Conversion fees for FRP are just beginning to show the impact of the short Mg and Si supply with one major North American producer publishing an announcement increasing conversion fees as a proxy for hardener cost pass throughs. The China supply constraints are first being felt in the Asian basin and in Europe where China-sourced Mg accounts for 90% of supply. North American producers have yet to feel any physical metal supply pinch, although the price impact is imminent. Mills continue to meet the strong demand requests from all end-use segments despite the jittery behavior of underlying metal values.

Orders Solid, Shipping and Not Building Inventory

Every aluminum end-use segment continues to compete for available mill hours and press time. Large circle size extrusion presses, 10-inch diameter and greater, are feeding the demand for consumer durable goods, and transportation end-use segments either directly or via service centers. Extrusion press utilization rates are near maximum at 80% of available uptime.

Sheet and plate mills continue to post month/month and year/year production milestones. August sheet and plate tallies were +3% greater than July, and the industry is running +13.6% YTD with general fabrication alloys (3003, 3105, 5052) setting the pace.

Both CRU client feedback and Aluminum Association data indicate that robust shipments reflect sustained end-use demand and no volumes left for restocking.

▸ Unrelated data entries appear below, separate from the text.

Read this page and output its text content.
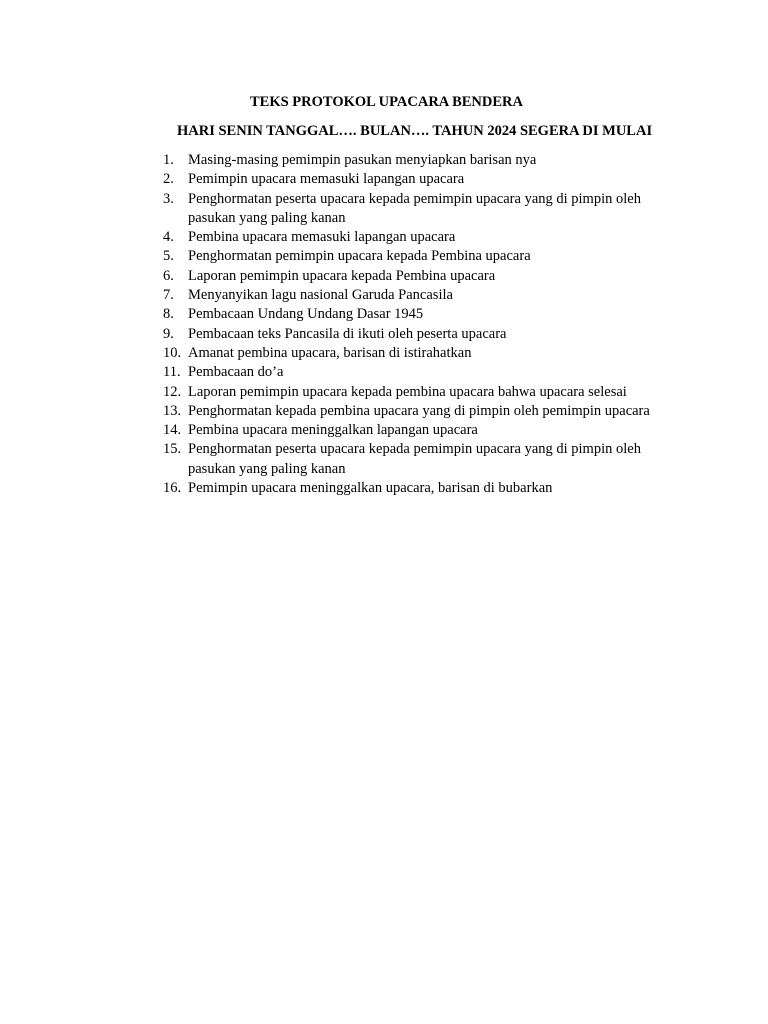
TEKS PROTOKOL UPACARA BENDERA
HARI SENIN TANGGAL…. BULAN…. TAHUN 2024 SEGERA DI MULAI
1. Masing-masing pemimpin pasukan menyiapkan barisan nya
2. Pemimpin upacara memasuki lapangan upacara
3. Penghormatan peserta upacara kepada pemimpin upacara yang di pimpin oleh pasukan yang paling kanan
4. Pembina upacara memasuki lapangan upacara
5. Penghormatan pemimpin upacara kepada Pembina upacara
6. Laporan pemimpin upacara kepada Pembina upacara
7. Menyanyikan lagu nasional Garuda Pancasila
8. Pembacaan Undang Undang Dasar 1945
9. Pembacaan teks Pancasila di ikuti oleh peserta upacara
10. Amanat pembina upacara, barisan di istirahatkan
11. Pembacaan do’a
12. Laporan pemimpin upacara kepada pembina upacara bahwa upacara selesai
13. Penghormatan kepada pembina upacara yang di pimpin oleh pemimpin upacara
14. Pembina upacara meninggalkan lapangan upacara
15. Penghormatan peserta upacara kepada pemimpin upacara yang di pimpin oleh pasukan yang paling kanan
16. Pemimpin upacara meninggalkan upacara, barisan di bubarkan
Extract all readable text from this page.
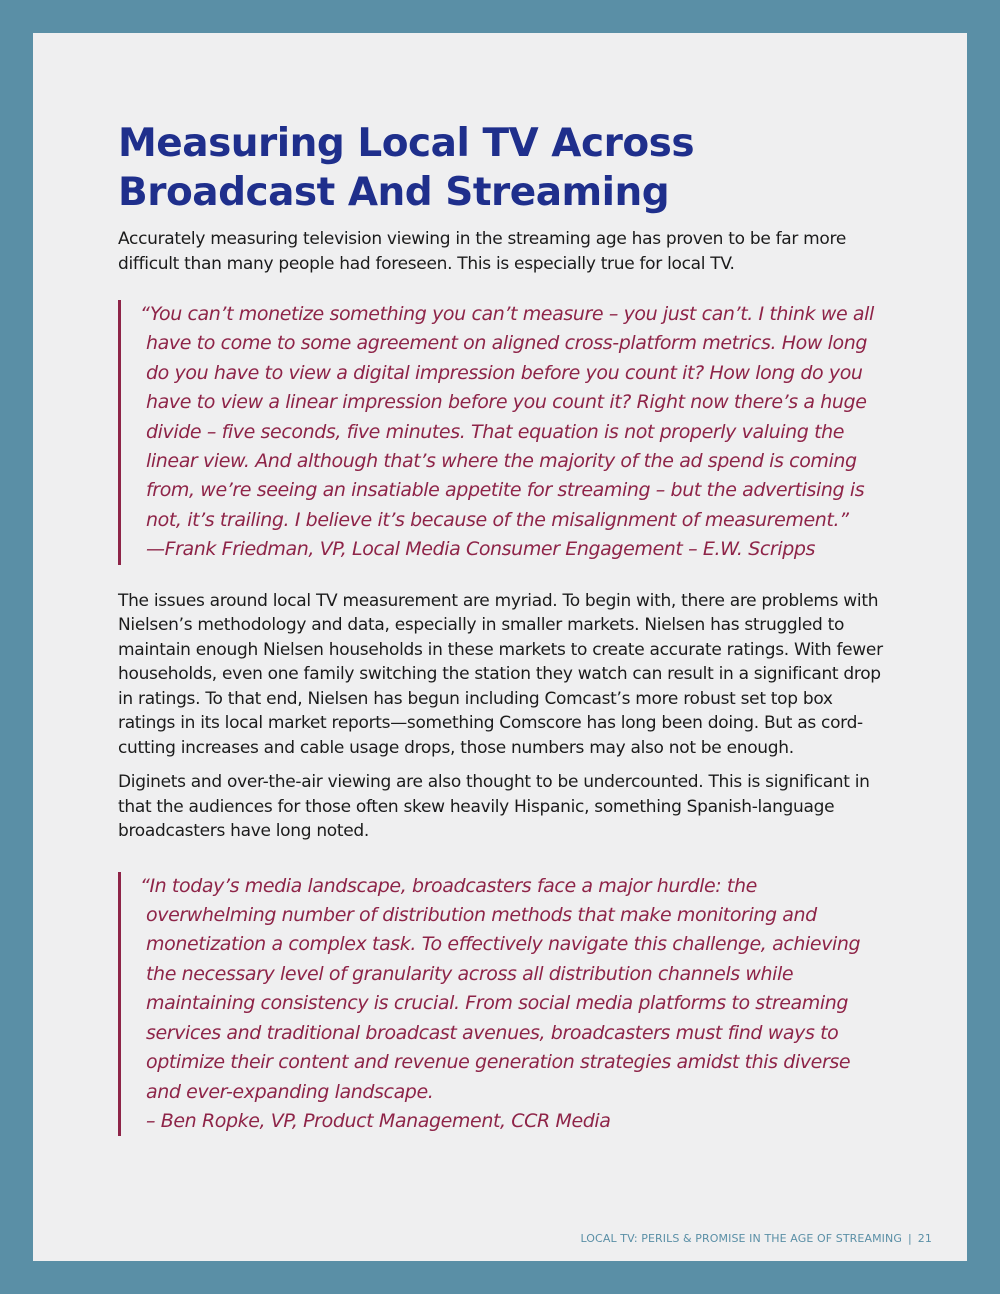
Measuring Local TV Across Broadcast And Streaming

Accurately measuring television viewing in the streaming age has proven to be far more difficult than many people had foreseen. This is especially true for local TV.

“You can’t monetize something you can’t measure – you just can’t. I think we all have to come to some agreement on aligned cross-platform metrics. How long do you have to view a digital impression before you count it? How long do you have to view a linear impression before you count it? Right now there’s a huge divide – five seconds, five minutes. That equation is not properly valuing the linear view. And although that’s where the majority of the ad spend is coming from, we’re seeing an insatiable appetite for streaming – but the advertising is not, it’s trailing. I believe it’s because of the misalignment of measurement.”
—Frank Friedman, VP, Local Media Consumer Engagement – E.W. Scripps

The issues around local TV measurement are myriad. To begin with, there are problems with Nielsen’s methodology and data, especially in smaller markets. Nielsen has struggled to maintain enough Nielsen households in these markets to create accurate ratings. With fewer households, even one family switching the station they watch can result in a significant drop in ratings. To that end, Nielsen has begun including Comcast’s more robust set top box ratings in its local market reports—something Comscore has long been doing. But as cord-cutting increases and cable usage drops, those numbers may also not be enough.

Diginets and over-the-air viewing are also thought to be undercounted. This is significant in that the audiences for those often skew heavily Hispanic, something Spanish-language broadcasters have long noted.

“In today’s media landscape, broadcasters face a major hurdle: the overwhelming number of distribution methods that make monitoring and monetization a complex task. To effectively navigate this challenge, achieving the necessary level of granularity across all distribution channels while maintaining consistency is crucial. From social media platforms to streaming services and traditional broadcast avenues, broadcasters must find ways to optimize their content and revenue generation strategies amidst this diverse and ever-expanding landscape.
– Ben Ropke, VP, Product Management, CCR Media

LOCAL TV: PERILS & PROMISE IN THE AGE OF STREAMING | 21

Total inventories are lower m/m by 1.5%, yet are at healthier levels than a year ago when labor forced inventories nearly 20% lower than today. Coated sheet for the transportation and construction segments may be an exception as late paint deliveries are causing stocks to build behind coating lines, further expanding the bubble of demand for coated sheet products.

With some potential for supply chain disruption, caused by short Si and Mg supplies, the value of secondary metals units and scrap-toll programs with contained Mg (5xxx alloys) become strategically important. CRU would expect that Mg-contained alloys may transact at a premium to LME values if primary metal units become scarce. In some instances, forward contract negotiations may be paused or clauses added as contingencies for wide swings in hardener price and availability.